Characterization of Broadband Focusing Microwave Metasurfaces at Oblique Incidence

TL;DR

This paper investigates how angular dispersion in broadband microwave metasurfaces affects their focusing ability at oblique angles, revealing that higher order resonances cause off-axis aberrations and efficiency loss.

Contribution

It provides a detailed analysis of the impact of meta-atom angular response and higher order resonances on broadband metasurface focusing performance at oblique incidence.

Findings

Angular dispersion significantly degrades focusing at oblique angles.

Higher order resonances disturb phase and amplitude responses.

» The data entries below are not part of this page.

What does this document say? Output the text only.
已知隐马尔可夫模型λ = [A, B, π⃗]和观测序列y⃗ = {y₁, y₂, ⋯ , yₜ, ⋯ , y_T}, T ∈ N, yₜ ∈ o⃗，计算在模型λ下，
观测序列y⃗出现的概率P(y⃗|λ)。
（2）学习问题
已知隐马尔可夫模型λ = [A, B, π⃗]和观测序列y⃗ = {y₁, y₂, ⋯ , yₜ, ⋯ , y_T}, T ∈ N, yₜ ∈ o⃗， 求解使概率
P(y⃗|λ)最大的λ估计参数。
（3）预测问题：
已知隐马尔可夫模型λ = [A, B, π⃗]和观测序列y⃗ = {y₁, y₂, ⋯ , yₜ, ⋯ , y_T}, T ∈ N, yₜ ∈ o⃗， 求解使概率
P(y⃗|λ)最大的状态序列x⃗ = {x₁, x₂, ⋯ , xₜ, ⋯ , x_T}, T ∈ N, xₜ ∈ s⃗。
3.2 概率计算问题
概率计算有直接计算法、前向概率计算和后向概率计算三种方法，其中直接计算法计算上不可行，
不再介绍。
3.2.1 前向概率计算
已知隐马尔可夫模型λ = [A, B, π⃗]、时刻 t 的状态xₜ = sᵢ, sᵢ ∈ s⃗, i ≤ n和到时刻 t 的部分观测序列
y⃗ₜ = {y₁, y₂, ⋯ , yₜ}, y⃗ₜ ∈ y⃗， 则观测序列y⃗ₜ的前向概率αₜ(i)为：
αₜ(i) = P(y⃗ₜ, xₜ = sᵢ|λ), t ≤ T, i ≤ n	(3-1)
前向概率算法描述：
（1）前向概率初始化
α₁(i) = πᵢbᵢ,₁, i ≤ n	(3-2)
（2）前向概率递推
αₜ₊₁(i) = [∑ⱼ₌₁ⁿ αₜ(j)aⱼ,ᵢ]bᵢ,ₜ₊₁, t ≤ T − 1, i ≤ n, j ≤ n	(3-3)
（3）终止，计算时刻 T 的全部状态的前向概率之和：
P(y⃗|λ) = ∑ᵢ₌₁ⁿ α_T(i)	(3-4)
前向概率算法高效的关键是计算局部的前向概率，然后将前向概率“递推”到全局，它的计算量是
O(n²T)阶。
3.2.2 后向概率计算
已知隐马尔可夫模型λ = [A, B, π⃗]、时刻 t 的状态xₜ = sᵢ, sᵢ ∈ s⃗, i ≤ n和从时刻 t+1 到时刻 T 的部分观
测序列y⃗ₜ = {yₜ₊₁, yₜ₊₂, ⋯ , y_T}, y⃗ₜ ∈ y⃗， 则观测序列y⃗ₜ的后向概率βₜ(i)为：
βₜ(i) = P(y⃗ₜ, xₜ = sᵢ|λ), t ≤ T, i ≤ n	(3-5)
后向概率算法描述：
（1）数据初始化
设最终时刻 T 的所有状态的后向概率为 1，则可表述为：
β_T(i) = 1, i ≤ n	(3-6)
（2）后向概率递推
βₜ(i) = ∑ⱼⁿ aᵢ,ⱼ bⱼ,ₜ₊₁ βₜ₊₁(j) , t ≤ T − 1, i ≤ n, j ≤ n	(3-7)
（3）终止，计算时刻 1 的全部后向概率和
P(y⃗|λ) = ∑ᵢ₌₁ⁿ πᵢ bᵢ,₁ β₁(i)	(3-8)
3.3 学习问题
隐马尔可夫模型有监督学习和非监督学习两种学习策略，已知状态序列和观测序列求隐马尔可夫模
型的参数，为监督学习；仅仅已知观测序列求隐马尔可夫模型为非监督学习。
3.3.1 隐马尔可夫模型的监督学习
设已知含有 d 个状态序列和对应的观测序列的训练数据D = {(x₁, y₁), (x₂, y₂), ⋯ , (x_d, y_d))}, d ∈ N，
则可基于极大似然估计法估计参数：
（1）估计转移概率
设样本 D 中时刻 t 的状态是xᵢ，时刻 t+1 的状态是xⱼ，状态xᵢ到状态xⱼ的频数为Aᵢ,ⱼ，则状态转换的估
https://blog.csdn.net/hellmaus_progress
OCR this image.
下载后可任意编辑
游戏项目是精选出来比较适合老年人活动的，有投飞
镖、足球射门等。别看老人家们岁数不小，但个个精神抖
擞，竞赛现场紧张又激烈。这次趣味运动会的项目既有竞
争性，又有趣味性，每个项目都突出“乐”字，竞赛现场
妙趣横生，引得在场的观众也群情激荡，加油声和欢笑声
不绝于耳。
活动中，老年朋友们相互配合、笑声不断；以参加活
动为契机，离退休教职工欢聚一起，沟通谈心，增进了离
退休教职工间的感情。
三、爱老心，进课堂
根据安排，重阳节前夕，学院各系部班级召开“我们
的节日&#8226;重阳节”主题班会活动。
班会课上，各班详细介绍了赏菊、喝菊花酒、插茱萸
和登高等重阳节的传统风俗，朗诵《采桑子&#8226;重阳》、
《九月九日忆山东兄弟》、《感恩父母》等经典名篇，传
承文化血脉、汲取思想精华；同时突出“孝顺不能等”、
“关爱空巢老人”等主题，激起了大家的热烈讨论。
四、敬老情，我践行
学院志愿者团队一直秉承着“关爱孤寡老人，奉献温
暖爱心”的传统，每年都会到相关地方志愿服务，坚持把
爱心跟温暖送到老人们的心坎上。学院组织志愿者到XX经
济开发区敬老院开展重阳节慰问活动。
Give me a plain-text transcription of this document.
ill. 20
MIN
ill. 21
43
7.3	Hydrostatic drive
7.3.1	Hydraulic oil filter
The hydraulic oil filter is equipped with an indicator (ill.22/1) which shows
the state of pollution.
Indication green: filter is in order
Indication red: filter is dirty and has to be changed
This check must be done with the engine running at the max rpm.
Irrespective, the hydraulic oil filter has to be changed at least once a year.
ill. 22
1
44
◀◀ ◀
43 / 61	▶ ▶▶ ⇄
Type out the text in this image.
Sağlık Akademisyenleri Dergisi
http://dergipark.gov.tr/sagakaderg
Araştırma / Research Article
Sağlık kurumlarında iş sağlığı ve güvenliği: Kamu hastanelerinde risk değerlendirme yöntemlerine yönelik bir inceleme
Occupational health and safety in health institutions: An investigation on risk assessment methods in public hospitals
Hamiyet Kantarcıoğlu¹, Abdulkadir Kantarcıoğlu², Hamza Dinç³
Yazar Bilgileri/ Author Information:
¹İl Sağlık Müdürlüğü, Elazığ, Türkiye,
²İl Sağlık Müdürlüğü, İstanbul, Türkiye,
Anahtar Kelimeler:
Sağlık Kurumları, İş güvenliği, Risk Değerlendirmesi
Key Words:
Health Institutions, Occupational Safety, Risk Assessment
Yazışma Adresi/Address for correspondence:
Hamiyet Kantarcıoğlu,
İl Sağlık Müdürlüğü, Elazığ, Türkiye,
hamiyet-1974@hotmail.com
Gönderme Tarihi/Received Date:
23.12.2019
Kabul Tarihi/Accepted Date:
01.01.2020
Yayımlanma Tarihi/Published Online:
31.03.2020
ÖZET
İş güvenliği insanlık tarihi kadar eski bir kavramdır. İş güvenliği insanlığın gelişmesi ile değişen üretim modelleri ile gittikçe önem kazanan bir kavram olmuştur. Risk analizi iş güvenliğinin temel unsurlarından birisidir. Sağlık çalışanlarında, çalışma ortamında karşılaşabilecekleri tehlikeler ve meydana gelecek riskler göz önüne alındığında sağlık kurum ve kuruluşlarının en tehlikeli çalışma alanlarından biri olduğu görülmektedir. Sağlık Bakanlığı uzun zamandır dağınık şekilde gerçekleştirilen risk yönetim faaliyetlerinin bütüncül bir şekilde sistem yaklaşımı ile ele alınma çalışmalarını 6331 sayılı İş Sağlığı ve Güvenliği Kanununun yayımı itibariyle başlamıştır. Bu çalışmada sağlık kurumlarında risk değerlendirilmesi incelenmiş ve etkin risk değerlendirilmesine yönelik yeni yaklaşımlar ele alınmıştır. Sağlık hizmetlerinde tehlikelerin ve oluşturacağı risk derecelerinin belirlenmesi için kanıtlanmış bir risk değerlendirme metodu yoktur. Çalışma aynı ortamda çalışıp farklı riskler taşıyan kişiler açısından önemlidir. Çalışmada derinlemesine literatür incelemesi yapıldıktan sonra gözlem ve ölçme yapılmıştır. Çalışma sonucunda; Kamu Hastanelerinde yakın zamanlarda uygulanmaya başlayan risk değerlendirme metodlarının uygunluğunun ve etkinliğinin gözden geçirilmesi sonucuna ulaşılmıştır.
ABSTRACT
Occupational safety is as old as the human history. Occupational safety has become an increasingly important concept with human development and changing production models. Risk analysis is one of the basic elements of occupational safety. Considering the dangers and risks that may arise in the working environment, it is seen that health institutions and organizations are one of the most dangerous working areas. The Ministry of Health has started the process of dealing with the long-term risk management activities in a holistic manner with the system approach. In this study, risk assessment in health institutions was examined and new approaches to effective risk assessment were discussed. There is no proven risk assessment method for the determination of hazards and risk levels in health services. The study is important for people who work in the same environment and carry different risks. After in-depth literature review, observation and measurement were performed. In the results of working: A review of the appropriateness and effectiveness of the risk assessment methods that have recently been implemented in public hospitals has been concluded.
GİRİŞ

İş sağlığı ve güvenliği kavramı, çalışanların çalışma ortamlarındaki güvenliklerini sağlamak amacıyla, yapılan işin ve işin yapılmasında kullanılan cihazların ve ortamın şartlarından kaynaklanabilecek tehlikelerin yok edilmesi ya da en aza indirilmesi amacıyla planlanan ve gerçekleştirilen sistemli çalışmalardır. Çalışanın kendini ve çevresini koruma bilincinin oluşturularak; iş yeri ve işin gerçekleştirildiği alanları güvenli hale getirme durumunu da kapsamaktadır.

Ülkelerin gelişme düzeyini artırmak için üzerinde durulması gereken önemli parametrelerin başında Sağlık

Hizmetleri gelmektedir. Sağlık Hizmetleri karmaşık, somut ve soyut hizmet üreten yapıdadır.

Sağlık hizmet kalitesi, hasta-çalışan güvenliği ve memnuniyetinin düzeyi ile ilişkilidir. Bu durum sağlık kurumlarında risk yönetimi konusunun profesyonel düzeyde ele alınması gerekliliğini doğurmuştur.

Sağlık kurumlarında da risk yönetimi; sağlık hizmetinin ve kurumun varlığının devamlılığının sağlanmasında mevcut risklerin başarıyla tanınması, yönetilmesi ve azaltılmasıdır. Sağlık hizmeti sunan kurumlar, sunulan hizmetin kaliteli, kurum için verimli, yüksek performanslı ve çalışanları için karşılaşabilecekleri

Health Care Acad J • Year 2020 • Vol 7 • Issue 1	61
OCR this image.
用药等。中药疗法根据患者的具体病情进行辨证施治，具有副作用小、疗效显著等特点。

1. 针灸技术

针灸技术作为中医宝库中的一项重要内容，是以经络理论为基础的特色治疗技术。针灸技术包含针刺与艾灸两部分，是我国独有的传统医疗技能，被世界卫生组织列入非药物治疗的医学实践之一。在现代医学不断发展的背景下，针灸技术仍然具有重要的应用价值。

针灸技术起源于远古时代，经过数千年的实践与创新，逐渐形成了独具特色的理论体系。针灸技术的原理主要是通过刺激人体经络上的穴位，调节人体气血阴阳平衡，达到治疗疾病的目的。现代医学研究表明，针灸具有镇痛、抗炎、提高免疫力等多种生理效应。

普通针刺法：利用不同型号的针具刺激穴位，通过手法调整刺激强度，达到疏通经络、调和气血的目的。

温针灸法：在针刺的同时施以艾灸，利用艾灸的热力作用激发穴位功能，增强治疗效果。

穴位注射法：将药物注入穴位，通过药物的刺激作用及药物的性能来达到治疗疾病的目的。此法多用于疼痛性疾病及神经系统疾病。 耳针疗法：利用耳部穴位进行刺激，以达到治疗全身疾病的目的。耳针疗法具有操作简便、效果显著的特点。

Modeling aligns with experimental results, highlighting angular dispersion as key factor.

Abstract

We report the characterization of an achromatic focusing metasurface at oblique incident angles. We show that in addition to the inherent off-axis aberrations that occurs due to the hyperbolic phase profile of the metasurface, the focusing performance is significantly degraded due to the meta-atoms' angular dispersion. To obtain insights into how the angular and spectral bandwidth of meta-atoms relate to the metasurface focusing performance, point-dipole models are used which incorporate different aspect's of the meta-atoms' angular response. It is emphasized that despite the meta-atoms being designed under the assumption that they support a single dipolar resonance, other resonances exist within the meta-atom geometry and become stronger at oblique incidence. These resonances disturb the designed phase and amplitude responses, resulting in lower focusing efficiency at higher incident angles. The modelling of higher order modes leads to good agreement with the experimental measurements, confirming that angular dispersion of the meta-atoms is the dominant mechanism in determining off-axis aberrations.